- 1833 – Wilhelm Dilthey, German psychologist, sociologist, and historian (d. 1911).
- 1937 – Penelope Leach, English psychologist and author.
Wilhelm Dilthey (19 November 1833 to 01 October 1911) was a German historian, psychologist, sociologist, and hermeneutic philosopher, who held G.W.F. Hegel’s Chair in Philosophy at the University of Berlin.
As a polymathic philosopher, working in a modern research university, Dilthey’s research interests revolved around questions of scientific methodology, historical evidence and history’s status as a science. He could be considered an empiricist, in contrast to the idealism prevalent in Germany at the time, but his account of what constitutes the empirical and experiential differs from British empiricism and positivism in its central epistemological and ontological assumptions, which are drawn from German literary and philosophical traditions.
Dilthey was interested in psychology. In his work Ideas Concerning a Descriptive and Analytic Psychology (Ideen über eine beschreibende und zergliedernde Psychologie, 1894), he introduced a distinction between explanatory psychology (erklärende Psychologie; also explanative psychology) and descriptive psychology (beschreibende Psychologie; also analytic psychology, zergliedernde Psychologie): in his terminology, explanatory psychology is the study of psychological phenomena from a third-person point of view, which involves their subordination to a system of causality, while descriptive psychology is a discipline that attempts to explicate how different mental processes converge in the “structural nexus of consciousness.”
The distinction is based on the more general distinction between explanatory/explanative sciences (erklärende Wissenschaften), on the one hand, and interpretive sciences (beschreibende Wissenschaften or verstehende Wissenschaften, that is, the sciences which are based on the Verstehen method), on the other.
In his later work (Der Aufbau der geschichtlichen Welt in den Geisteswissenschaften, 1910), he used the alternative term structural psychology (Strukturpsychologie) for descriptive psychology.
Penelope Jane Leach (née Balchin; born 19 November 1937), is a British psychologist who researches and writes extensively on parenting issues from a child development perspective.

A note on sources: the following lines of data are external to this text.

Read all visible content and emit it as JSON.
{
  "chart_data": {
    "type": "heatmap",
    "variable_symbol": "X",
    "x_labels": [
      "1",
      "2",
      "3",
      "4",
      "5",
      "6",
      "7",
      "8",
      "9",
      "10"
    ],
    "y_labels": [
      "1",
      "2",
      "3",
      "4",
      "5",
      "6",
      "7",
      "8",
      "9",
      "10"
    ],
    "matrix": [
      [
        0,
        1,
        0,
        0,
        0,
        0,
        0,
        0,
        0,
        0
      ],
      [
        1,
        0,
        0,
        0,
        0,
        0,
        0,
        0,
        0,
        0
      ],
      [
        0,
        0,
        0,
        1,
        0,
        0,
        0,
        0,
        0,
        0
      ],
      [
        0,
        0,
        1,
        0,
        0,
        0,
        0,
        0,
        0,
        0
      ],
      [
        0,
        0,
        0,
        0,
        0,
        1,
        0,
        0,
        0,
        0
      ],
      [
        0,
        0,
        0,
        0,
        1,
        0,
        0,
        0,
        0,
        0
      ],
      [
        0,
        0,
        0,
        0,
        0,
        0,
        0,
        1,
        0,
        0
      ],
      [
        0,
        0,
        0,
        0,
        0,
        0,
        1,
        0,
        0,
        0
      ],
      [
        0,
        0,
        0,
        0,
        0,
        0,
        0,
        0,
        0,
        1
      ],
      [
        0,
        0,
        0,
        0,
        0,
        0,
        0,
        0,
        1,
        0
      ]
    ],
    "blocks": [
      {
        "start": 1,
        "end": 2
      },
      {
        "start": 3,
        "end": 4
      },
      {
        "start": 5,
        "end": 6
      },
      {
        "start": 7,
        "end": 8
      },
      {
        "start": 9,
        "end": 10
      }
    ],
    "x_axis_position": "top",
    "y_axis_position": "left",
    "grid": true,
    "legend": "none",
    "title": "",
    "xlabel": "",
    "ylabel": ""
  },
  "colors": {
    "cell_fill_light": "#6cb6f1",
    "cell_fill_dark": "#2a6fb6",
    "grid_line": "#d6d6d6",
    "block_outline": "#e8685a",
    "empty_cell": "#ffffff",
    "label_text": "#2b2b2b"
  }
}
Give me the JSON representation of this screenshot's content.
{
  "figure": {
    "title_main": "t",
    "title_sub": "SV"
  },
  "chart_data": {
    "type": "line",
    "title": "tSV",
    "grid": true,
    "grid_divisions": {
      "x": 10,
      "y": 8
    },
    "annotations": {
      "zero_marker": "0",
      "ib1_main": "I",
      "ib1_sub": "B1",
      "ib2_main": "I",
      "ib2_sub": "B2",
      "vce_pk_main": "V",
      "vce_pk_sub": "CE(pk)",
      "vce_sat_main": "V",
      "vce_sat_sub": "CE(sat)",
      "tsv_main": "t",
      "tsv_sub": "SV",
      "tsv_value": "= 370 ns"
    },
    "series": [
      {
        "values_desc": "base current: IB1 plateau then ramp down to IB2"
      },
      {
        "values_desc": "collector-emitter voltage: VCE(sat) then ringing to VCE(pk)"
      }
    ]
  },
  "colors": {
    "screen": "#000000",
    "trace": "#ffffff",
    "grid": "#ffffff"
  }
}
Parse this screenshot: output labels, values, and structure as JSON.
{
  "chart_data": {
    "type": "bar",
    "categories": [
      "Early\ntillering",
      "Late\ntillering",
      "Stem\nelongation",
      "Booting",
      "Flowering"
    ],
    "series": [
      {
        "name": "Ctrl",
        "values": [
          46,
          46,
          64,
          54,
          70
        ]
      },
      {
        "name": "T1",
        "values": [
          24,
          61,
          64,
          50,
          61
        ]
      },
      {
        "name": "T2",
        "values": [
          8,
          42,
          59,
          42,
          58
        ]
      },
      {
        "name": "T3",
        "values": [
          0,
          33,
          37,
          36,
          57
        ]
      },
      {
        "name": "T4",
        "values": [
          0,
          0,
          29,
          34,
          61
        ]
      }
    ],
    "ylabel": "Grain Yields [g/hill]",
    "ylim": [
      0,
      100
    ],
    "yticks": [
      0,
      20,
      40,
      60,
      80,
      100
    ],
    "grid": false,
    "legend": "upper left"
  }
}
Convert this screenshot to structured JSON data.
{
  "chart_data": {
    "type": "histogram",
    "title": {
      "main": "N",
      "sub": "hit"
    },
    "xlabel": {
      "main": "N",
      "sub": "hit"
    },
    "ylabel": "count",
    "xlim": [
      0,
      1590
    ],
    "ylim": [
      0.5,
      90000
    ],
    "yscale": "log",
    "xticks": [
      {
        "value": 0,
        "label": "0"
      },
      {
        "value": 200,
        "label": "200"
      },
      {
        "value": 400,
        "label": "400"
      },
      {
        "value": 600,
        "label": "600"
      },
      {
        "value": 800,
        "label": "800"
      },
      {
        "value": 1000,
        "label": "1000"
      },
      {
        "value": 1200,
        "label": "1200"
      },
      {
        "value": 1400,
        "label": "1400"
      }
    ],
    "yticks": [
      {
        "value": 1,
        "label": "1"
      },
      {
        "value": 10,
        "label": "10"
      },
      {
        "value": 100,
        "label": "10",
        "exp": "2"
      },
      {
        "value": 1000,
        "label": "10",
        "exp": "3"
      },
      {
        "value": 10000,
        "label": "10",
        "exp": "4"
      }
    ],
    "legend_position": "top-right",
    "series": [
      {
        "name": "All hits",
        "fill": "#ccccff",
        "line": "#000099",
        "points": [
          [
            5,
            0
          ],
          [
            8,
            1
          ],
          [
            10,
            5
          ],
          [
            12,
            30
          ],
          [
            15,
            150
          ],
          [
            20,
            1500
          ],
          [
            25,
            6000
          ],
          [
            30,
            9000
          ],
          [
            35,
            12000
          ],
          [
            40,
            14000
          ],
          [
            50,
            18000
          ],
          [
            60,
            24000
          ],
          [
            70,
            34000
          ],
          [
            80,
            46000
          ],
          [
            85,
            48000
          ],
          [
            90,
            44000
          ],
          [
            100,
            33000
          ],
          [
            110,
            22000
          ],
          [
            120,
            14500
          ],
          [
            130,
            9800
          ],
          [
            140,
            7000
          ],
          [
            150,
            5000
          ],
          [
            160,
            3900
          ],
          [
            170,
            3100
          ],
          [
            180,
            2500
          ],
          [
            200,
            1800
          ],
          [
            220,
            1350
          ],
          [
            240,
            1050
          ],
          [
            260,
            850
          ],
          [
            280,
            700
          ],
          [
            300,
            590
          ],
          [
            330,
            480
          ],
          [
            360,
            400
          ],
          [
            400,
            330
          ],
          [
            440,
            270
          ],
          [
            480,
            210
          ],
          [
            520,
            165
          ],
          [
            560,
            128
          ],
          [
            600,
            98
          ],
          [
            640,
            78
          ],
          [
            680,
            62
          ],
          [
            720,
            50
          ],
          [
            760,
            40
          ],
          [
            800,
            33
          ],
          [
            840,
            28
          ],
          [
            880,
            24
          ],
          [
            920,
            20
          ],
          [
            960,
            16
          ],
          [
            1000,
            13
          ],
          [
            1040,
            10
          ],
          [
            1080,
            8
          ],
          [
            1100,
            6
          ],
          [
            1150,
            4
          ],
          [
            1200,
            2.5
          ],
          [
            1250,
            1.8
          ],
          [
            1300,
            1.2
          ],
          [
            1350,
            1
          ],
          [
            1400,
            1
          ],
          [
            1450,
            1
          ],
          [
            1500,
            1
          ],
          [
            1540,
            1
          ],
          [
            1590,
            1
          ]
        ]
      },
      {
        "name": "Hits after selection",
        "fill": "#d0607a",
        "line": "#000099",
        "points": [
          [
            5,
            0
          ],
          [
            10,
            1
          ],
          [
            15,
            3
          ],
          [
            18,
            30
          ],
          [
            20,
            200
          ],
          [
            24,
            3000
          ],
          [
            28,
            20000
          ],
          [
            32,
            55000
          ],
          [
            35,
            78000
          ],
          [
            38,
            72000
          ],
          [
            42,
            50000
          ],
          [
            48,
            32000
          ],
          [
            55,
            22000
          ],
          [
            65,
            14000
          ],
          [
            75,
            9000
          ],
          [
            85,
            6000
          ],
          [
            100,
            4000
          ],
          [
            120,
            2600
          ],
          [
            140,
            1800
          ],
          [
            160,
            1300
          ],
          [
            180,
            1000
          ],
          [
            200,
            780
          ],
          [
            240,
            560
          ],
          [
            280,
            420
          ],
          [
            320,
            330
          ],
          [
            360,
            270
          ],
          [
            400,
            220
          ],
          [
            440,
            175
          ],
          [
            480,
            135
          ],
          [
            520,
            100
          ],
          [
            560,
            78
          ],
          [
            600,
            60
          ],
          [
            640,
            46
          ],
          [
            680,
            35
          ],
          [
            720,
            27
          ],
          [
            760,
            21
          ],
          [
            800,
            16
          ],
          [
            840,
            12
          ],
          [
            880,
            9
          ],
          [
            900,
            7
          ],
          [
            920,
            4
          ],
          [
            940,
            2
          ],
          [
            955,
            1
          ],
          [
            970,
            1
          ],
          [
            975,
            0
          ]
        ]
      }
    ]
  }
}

Leach is best known for her book Your Baby and Child: From Birth to Age Five, published in 1977, which has sold over two million copies to date and won the BMA award for “best medical book for general audiences” in 1998. Leach notes in the introduction to that book: “Whatever you are doing, however you are coping, if you listen to your child and to your own feelings, there will be something you can actually do to put things right or make the best of those that are wrong.”
Her first research positions included a year in the Home Office Research Unit studying juvenile crime and six years at the Medical Research Council Developmental Research Unit. Leach is a fellow of the British Psychological Society (1988), was Vice-President of the Health Visitors’ Association (1988-1999), and President of the National Childminding Association (1999-2006). She was a founding member of AIMH (The Association of Infant Mental Health) (1998-2002) and is now an adviser. She also worked for the Pre-school Parents’ Association and with organisations concerned with children’s rights, including the NSPCC (Trustee, 1996-1999) and its sister organisations in Ireland, the US, and Canada, and the Children’s Rights Development Unit (1996-2001). As a founder and parent educator of EPOCH (End Physical Punishment of Children) (1988-2004), now CAU (Children are Unbeatable), she has written pamphlets and booklets campaigning against physical punishment and in favour of positive discipline. Since 2009 she has been a Director of the Mindful Policy group which seeks to link psychological research and political policy. Recently she has contributed to work on the Early Years Foundation Stage curriculum, writing the lead chapter to the book Too Much Too Soon?: Early Learning and the erosion of childhood, Hawthorne Press 2011. Between 1997 and 2005, Leach co-directed the largest ever English study of childcare.
Her current research, writing and teaching focuses on contemporary infant neuroscience which in some areas is producing evidence where formerly there were only ideas and opinions. In 2013 she published a chapter entitled “Infant Rearing in the Context of Contemporary Neuroscience” in the Handbook of Child Wellbeing, eds. Korbin and Asher, published by Springer. She is a senior research fellow of the Institute for the Study of Children, Families and Social Issues, Birkbeck, University of London, and of the Tavistock and Portman NHS Trust (1997-). She is a visiting professor at the Faculty of Education, University of Winchester (2013-).